In those years, from 1992 to 2002, fancy new town houses were replacing tired old bungalows and frame houses faster than you could say "Richie Daley." But walk to the area's main drag, North Lincoln Avenue, and you confronted cracked sidewalks, eyesore streetlights shaped like a cobra's head and grotesque modern storefronts that had been slapped onto traditional buildings, marring their Old World craftsmanship.
Martha Stewart-izing beautification programs buffed Lincoln Park to the south and Lincoln Square to the north. The epicenter of Lakeview's ugliness was the harsh intersection of Lincoln, Belmont and Ashland Avenues. There, packs of roaring cars and trucks made the simple act of crossing the street a test of human bravery.
Not much has changed since then. But this section of Lakeview finally may be getting its act together, courtesy of a new master plan that isn't afraid to think big or outside the box. Among its more audacious ideas: a proposed pedestrian path, or "Low Line," that would slink beneath the CTA's Brown Line elevated tracks, compensating for the area's lack of open space.

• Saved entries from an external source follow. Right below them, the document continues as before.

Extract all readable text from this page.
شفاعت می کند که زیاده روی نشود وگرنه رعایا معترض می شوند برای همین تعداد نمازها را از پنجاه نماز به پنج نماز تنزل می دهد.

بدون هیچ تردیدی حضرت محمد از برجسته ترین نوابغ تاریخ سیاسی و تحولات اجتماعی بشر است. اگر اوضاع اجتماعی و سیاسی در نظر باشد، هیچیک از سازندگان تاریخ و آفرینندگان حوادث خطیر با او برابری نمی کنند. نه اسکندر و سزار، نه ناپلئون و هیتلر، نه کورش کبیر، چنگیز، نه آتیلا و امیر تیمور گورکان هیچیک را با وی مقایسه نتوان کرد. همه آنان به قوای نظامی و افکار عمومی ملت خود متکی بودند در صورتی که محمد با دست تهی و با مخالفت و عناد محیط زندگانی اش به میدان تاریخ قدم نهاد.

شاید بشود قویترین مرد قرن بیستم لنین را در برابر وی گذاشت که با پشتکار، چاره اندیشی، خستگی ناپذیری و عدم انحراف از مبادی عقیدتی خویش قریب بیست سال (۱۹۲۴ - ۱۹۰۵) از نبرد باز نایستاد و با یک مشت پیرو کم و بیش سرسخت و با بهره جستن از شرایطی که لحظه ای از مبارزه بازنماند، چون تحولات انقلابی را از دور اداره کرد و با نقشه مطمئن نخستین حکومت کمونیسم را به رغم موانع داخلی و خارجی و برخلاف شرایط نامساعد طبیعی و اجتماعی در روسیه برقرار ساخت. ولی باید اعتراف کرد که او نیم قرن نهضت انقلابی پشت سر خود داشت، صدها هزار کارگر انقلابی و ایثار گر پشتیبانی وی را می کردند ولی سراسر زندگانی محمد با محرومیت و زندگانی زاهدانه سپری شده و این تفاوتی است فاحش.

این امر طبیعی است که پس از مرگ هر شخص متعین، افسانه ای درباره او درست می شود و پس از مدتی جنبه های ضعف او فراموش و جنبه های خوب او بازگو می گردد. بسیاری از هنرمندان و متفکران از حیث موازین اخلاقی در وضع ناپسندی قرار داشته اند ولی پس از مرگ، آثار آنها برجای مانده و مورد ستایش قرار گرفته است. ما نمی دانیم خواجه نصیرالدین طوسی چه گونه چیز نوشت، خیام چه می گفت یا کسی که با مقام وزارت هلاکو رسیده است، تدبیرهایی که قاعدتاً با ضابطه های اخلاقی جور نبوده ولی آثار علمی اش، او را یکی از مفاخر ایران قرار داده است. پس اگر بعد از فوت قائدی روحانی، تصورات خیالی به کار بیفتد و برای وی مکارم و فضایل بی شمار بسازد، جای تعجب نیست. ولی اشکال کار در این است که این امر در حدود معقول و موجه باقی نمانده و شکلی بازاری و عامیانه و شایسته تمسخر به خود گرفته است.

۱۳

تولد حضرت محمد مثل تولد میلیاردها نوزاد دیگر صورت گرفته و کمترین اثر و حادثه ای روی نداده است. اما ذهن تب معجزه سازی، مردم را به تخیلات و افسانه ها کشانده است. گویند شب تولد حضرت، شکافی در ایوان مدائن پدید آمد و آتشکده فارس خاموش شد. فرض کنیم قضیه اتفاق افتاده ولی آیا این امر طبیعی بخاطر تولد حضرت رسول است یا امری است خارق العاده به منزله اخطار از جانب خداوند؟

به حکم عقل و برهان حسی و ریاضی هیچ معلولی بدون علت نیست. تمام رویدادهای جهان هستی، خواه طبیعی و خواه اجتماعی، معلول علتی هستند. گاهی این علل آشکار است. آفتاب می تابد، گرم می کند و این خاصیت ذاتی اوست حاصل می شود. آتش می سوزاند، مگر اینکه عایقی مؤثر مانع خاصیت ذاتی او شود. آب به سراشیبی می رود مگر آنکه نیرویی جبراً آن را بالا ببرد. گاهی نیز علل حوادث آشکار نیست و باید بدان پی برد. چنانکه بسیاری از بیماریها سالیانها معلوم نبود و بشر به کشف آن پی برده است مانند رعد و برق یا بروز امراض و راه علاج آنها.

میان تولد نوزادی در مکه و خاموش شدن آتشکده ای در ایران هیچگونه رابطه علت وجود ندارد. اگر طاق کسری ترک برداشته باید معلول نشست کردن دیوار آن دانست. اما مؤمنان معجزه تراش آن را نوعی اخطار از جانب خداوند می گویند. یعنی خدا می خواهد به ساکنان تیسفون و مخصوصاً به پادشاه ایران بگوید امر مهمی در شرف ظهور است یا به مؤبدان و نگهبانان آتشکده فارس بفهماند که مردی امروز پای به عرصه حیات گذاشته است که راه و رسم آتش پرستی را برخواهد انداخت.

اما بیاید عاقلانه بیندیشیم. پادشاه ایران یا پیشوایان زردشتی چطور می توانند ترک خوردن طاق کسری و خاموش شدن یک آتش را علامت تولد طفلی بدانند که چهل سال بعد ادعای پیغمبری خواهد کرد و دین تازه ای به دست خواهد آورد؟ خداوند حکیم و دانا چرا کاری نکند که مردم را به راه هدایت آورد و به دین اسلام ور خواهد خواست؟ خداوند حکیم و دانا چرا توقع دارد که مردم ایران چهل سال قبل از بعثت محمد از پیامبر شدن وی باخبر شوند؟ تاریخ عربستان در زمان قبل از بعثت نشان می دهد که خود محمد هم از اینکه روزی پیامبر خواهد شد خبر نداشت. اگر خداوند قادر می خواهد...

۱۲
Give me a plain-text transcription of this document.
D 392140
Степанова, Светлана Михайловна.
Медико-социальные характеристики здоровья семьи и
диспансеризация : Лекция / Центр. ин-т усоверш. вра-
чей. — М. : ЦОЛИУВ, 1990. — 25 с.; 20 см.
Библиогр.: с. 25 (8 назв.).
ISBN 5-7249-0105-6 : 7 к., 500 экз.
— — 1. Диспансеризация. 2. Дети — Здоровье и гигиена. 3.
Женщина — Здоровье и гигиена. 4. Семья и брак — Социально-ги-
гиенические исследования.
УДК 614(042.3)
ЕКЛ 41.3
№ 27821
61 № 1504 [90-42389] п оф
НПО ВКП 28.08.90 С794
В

It may be dreamy and it certainly faces daunting funding obstacles, but give the plan this much: it has kick-started a conversation about the area's future. The two local aldermen, Tom Tunney, 44th, and Scott Waguespack, 32nd, confirmed the plan's political relevance when they attended its unveiling Tuesday night. If the plan's recommendations are ever realized, they'll have a significant impact on area residents and business as well as Cubs fans who visit nearby Wrigley Field.

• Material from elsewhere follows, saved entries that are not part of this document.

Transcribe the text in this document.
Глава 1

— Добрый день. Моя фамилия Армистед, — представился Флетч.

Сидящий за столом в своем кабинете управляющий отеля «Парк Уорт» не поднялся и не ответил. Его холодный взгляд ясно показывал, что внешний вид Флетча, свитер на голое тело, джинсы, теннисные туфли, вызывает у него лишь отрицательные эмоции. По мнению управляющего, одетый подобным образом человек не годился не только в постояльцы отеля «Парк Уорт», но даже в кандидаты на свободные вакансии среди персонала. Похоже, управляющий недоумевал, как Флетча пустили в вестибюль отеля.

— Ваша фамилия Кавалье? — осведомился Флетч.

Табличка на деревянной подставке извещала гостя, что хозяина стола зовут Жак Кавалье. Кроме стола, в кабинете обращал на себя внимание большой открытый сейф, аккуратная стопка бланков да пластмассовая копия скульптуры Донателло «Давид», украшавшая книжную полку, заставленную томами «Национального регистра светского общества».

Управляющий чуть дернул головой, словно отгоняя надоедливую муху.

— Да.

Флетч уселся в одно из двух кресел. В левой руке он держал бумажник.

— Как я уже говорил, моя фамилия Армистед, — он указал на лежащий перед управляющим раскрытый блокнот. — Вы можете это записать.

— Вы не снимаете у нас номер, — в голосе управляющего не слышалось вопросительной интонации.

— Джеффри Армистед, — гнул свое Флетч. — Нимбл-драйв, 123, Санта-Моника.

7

Drafted by two local firms, Place Consulting and Moss Architects, the plan is sponsored by the Lakeview Chamber of Commerce, whose territory ranges from Diversey Avenue on the south to Irving Park Road on the north, and from Ravenswood Avenue on the west to Racine Avenue on the east. The other sponsor was Special Service Area 27, one of the Chicago business districts that typically levy a modest property tax to pay for such projects.

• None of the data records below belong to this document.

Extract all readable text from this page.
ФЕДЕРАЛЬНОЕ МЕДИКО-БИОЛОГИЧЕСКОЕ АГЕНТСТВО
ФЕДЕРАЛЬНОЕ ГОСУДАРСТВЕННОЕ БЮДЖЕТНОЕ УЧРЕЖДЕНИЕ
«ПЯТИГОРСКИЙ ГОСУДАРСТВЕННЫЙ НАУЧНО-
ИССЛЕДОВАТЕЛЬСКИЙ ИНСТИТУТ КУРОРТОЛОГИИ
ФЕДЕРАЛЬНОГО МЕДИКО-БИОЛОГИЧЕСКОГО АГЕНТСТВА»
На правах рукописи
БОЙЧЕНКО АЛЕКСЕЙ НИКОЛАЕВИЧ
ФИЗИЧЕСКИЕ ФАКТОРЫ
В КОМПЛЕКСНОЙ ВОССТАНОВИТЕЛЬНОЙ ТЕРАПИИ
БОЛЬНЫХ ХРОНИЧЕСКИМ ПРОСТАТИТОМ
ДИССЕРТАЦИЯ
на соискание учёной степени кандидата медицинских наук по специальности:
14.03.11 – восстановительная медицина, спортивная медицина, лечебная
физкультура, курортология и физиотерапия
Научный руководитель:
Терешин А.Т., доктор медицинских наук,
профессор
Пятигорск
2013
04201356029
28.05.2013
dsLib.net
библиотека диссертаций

At root, this is a business blueprint, primarily aimed at drawing new stores to the area and bolstering those already there. Yet it also makes an intelligent case that there's a link between good design and good business, echoing the same theme in Daniel Burnham's great 1909 Plan of Chicago. Offer shoppers a pleasing pedestrian experience, it argues, and they'll linger instead of zipping in and out of a single store.
Many of the plan's proposals for achieving that end (widened sidewalks, more trees, restored historic facades, pocket parks) are time-tested and worthy. Others, like the plan's call for a bean-shaped traffic roundabout at the Lincoln-Belmont-Ashland crossing (good luck selling that to traffic engineers), are sure to go nowhere fast. For the good ideas, at least, the big questions revolve around scope and funding.
What's unclear, Waguespack told me Wednesday, is whether the Chicago Department of Transportation will confine its own planning efforts for the dreaded Lincoln-Belmont-Ashland intersection to streetscape improvements or look at a full-fledged reconfiguration of the intersection.
Waguespack and Tunney are scheduled to hash out that issue with Chicago transportation officials next week. The hope here is that the department, which has proved adept at making Chicago's streets more human-scaled, will find a way to examine the bigger picture — and then find the funds to get the job done.
As for the proposed "Low Line," whose name plays off New York's "High Line," a much-praised public space built atop dormant elevated tracks, it's an intriguing concept but one in obvious need of a reality check.
True, it would be a creative way to add to the area's supply of open space and funnel pedestrians between the Lincoln Avenue and Southport shopping strips. And the design, which calls for native plants, a semi-pervious walking surface and solar-power light displays, could bring the now-forgotten space beneath the "L" to life.
But how about the ear-shattering roar of the "L"? Or the inconvenient fact that the CTA rents parking spaces beneath the tracks? Or the fact that some homeowners have extended their side yards below the tracks, even fencing in what appears to be public property? And who would be responsible for monitoring this public space to prevent it from becoming a haven for muggers? And how would the city ensure that bolts and other objects wouldn't fall from the "L," injuring pedestrians? These are thorny issues, but big plans — and the fates of neighborhoods — often ride on the smallest details.